Por
Un largo feriado de noviembre, decidí viajar en tren de París a Suiza para visitar la antigua colonia romana a orillas del Rhin, la Augusta Raurica, fundada por Lucius Plancus en el 44 AC. Después de recorrer ensimismada el anfiteatro, el acueducto y el museo romano, decidí ir hasta Basilea, a solo veinte quilómetros de distancia, ya que el feriado era largo y nevaba copiosamente.
Me interesaba visitar uno de los más de cuarenta museos de la ciudad, el Kuntsmuseum, para admirar entre sus tantas obras de arte, un cuadro del que había escuchado tanto hablar y que no conocía: “La novia del viento”, de Oscar Kokotschka. Cuando estuve allí, me detuve frente al inmenso lienzo, me senté en un banquito a contemplarlo, ensimismada por la furia impactante del cuadro, de sus pinceladas de un azul verdoso, con olas gigantescas.
I
En el mes de mayo de 1914, en Semmering, en las afueras de Viena, la naturaleza apenas despertaba del largo invierno alpino. Desde que se construyó el primer ferrocarril de montaña, el lugar se había convertido en el balneario de la clase alta de Austria. Los inmensos bosques de cipreses y los picos nevados ofrecían un panorama espectacular, en invierno y en verano.

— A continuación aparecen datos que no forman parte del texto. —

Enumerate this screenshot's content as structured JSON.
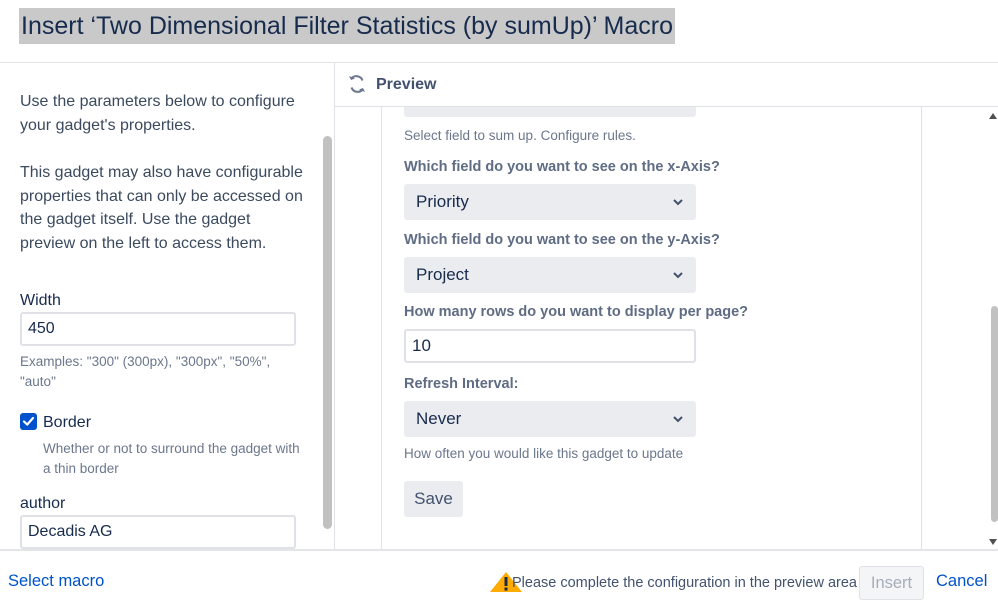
{
  "dialog": {
    "title": "Insert ‘Two Dimensional Filter Statistics (by sumUp)’ Macro"
  },
  "left_panel": {
    "cut_text": "                ",
    "intro": "Use the parameters below to configure your gadget's properties.",
    "note": "This gadget may also have configurable properties that can only be accessed on the gadget itself. Use the gadget preview on the left to access them.",
    "width": {
      "label": "Width",
      "value": "450",
      "hint": "Examples: \"300\" (300px), \"300px\", \"50%\", \"auto\""
    },
    "border": {
      "label": "Border",
      "checked": true,
      "hint": "Whether or not to surround the gadget with a thin border"
    },
    "author": {
      "label": "author",
      "value": "Decadis AG"
    }
  },
  "preview": {
    "label": "Preview",
    "sum_hint": "Select field to sum up. Configure rules.",
    "x_axis": {
      "question": "Which field do you want to see on the x-Axis?",
      "selected": "Priority"
    },
    "y_axis": {
      "question": "Which field do you want to see on the y-Axis?",
      "selected": "Project"
    },
    "rows": {
      "question": "How many rows do you want to display per page?",
      "value": "10"
    },
    "refresh": {
      "question": "Refresh Interval:",
      "selected": "Never",
      "hint": "How often you would like this gadget to update"
    },
    "save_label": "Save"
  },
  "footer": {
    "select_macro": "Select macro",
    "warning": "Please complete the configuration in the preview area first",
    "insert_label": "Insert",
    "cancel_label": "Cancel"
  },
  "colors": {
    "link": "#0052cc",
    "checkbox": "#0052cc",
    "select_bg": "#ebecf0",
    "warning": "#ffab00"
  },
  "icons": {
    "preview": "refresh-icon",
    "warning": "warning-icon",
    "select": "chevron-down-icon",
    "checkbox": "check-icon"
  }
}
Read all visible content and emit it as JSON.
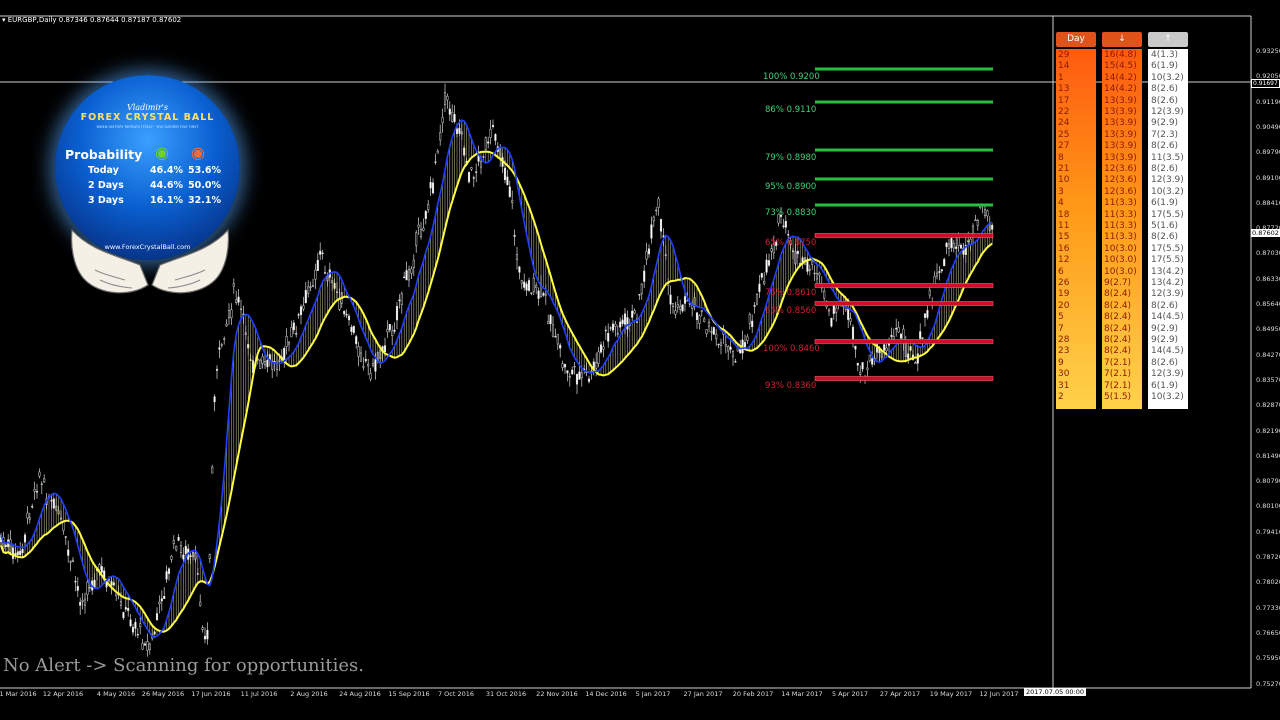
{
  "symbol_line": "EURGBP,Daily  0.87346 0.87644 0.87187 0.87602",
  "alert_text": "No Alert -> Scanning for opportunities.",
  "y_axis": [
    "0.93250",
    "0.92050",
    "0.91190",
    "0.90490",
    "0.89790",
    "0.89100",
    "0.88410",
    "0.87720",
    "0.87030",
    "0.86330",
    "0.85640",
    "0.84950",
    "0.84270",
    "0.83570",
    "0.82870",
    "0.82190",
    "0.81490",
    "0.80790",
    "0.80100",
    "0.79410",
    "0.78720",
    "0.78020",
    "0.77330",
    "0.76650",
    "0.75950",
    "0.75270"
  ],
  "price_tag": "0.87602",
  "cursor_price_tag": "0.91697",
  "x_axis": [
    "1 Mar 2016",
    "12 Apr 2016",
    "4 May 2016",
    "26 May 2016",
    "17 Jun 2016",
    "11 Jul 2016",
    "2 Aug 2016",
    "24 Aug 2016",
    "15 Sep 2016",
    "7 Oct 2016",
    "31 Oct 2016",
    "22 Nov 2016",
    "14 Dec 2016",
    "5 Jan 2017",
    "27 Jan 2017",
    "20 Feb 2017",
    "14 Mar 2017",
    "5 Apr 2017",
    "27 Apr 2017",
    "19 May 2017",
    "12 Jun 2017"
  ],
  "date_tag": "2017.07.05 00:00",
  "levels": [
    {
      "label": "100% 0.9200",
      "color": "green"
    },
    {
      "label": "86% 0.9110",
      "color": "green"
    },
    {
      "label": "79% 0.8980",
      "color": "green"
    },
    {
      "label": "95% 0.8900",
      "color": "green"
    },
    {
      "label": "73% 0.8830",
      "color": "green"
    },
    {
      "label": "65% 0.8750",
      "color": "red"
    },
    {
      "label": "75% 0.8610",
      "color": "red"
    },
    {
      "label": "66% 0.8560",
      "color": "red"
    },
    {
      "label": "100% 0.8460",
      "color": "red"
    },
    {
      "label": "93% 0.8360",
      "color": "red"
    }
  ],
  "logo": {
    "title1": "Vladimir's",
    "title2": "FOREX CRYSTAL BALL",
    "subtitle": "WHEN HISTORY REPEATS ITSELF · YOU GATHER FIVE FIRST",
    "prob_label": "Probability",
    "rows": [
      {
        "label": "Today",
        "bull": "46.4%",
        "bear": "53.6%"
      },
      {
        "label": "2 Days",
        "bull": "44.6%",
        "bear": "50.0%"
      },
      {
        "label": "3 Days",
        "bull": "16.1%",
        "bear": "32.1%"
      }
    ],
    "url": "www.ForexCrystalBall.com"
  },
  "table": {
    "headers": {
      "day": "Day",
      "down": "↓",
      "up": "↑"
    },
    "rows": [
      [
        "29",
        "16(4.8)",
        "4(1.3)"
      ],
      [
        "14",
        "15(4.5)",
        "6(1.9)"
      ],
      [
        "1",
        "14(4.2)",
        "10(3.2)"
      ],
      [
        "13",
        "14(4.2)",
        "8(2.6)"
      ],
      [
        "17",
        "13(3.9)",
        "8(2.6)"
      ],
      [
        "22",
        "13(3.9)",
        "12(3.9)"
      ],
      [
        "24",
        "13(3.9)",
        "9(2.9)"
      ],
      [
        "25",
        "13(3.9)",
        "7(2.3)"
      ],
      [
        "27",
        "13(3.9)",
        "8(2.6)"
      ],
      [
        "8",
        "13(3.9)",
        "11(3.5)"
      ],
      [
        "21",
        "12(3.6)",
        "8(2.6)"
      ],
      [
        "10",
        "12(3.6)",
        "12(3.9)"
      ],
      [
        "3",
        "12(3.6)",
        "10(3.2)"
      ],
      [
        "4",
        "11(3.3)",
        "6(1.9)"
      ],
      [
        "18",
        "11(3.3)",
        "17(5.5)"
      ],
      [
        "11",
        "11(3.3)",
        "5(1.6)"
      ],
      [
        "15",
        "11(3.3)",
        "8(2.6)"
      ],
      [
        "16",
        "10(3.0)",
        "17(5.5)"
      ],
      [
        "12",
        "10(3.0)",
        "17(5.5)"
      ],
      [
        "6",
        "10(3.0)",
        "13(4.2)"
      ],
      [
        "26",
        "9(2.7)",
        "13(4.2)"
      ],
      [
        "19",
        "8(2.4)",
        "12(3.9)"
      ],
      [
        "20",
        "8(2.4)",
        "8(2.6)"
      ],
      [
        "5",
        "8(2.4)",
        "14(4.5)"
      ],
      [
        "7",
        "8(2.4)",
        "9(2.9)"
      ],
      [
        "28",
        "8(2.4)",
        "9(2.9)"
      ],
      [
        "23",
        "8(2.4)",
        "14(4.5)"
      ],
      [
        "9",
        "7(2.1)",
        "8(2.6)"
      ],
      [
        "30",
        "7(2.1)",
        "12(3.9)"
      ],
      [
        "31",
        "7(2.1)",
        "6(1.9)"
      ],
      [
        "2",
        "5(1.5)",
        "10(3.2)"
      ]
    ]
  },
  "colors": {
    "fast_ma": "#2040ff",
    "slow_ma": "#ffff40",
    "candles": "#d8d8d8",
    "ribbon": "#e8e8a0"
  }
}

La mujer salió subrepticiamente por la puerta de atrás de la casa. Llevaba tan solo un pequeño bolso. Bajó por una ladera, hasta la estación de trenes. Tenía que alejarse cuanto antes de aquel lugar. La relación nociva de amor y de odio con su amante la estaba destruyendo; no quería sucumbir a su despotismo. Extrañaba la vida hedonista y fastuosa a la que estaba acostumbrada desde muy joven; los viajes y los bailes en los salones de Viena. El encierro en aquella pequeña casa aislada la enloquecía. ¿Cómo había podido someterse a esa prisión, ella que había vivido siempre en lugares opulentos? ¿Era tanta esa atracción física desenfrenada que sentía por él? Este sería el tercer y último verano aborrecible que pasarían juntos, el final de una tregua furiosa que los mantenía en vilo.
Un acontecimiento inusitado la ayudó a tomar una decisión: el día anterior, había venido a visitarlos un amigo, famoso biólogo que, por la tarde salió a recorrer los alrededores. En el terreno pantanoso que circundaba la propiedad encontró gran cantidad de sapos, los recogió y llevó a la casa. Allá los colocó en un terrario, en el baño, con la intención de llevárselos al día siguiente al Instituto de Biología de Viena, cerca del Prater. Al entrar al baño y ver a los sapos, Kokoschka tuvo un ataque de furia. Sacó la caja de vidrio y los arrojó a todos a un arroyo vecino.
A la mañana siguiente, ella se asomó a la ventana para contemplar el espléndido paisaje. Un espectáculo surrealista la horrorizó: cantidad de sapos apareándose, con sus repugnantes ventosas pegadas a las hembras, invadían el jardín en una orgía desenfrenada, croando de forma ensordecedora. Fue la gota de agua que desbordó el vaso. En aquel momento tomó la decisión de abandonarlo para siempre.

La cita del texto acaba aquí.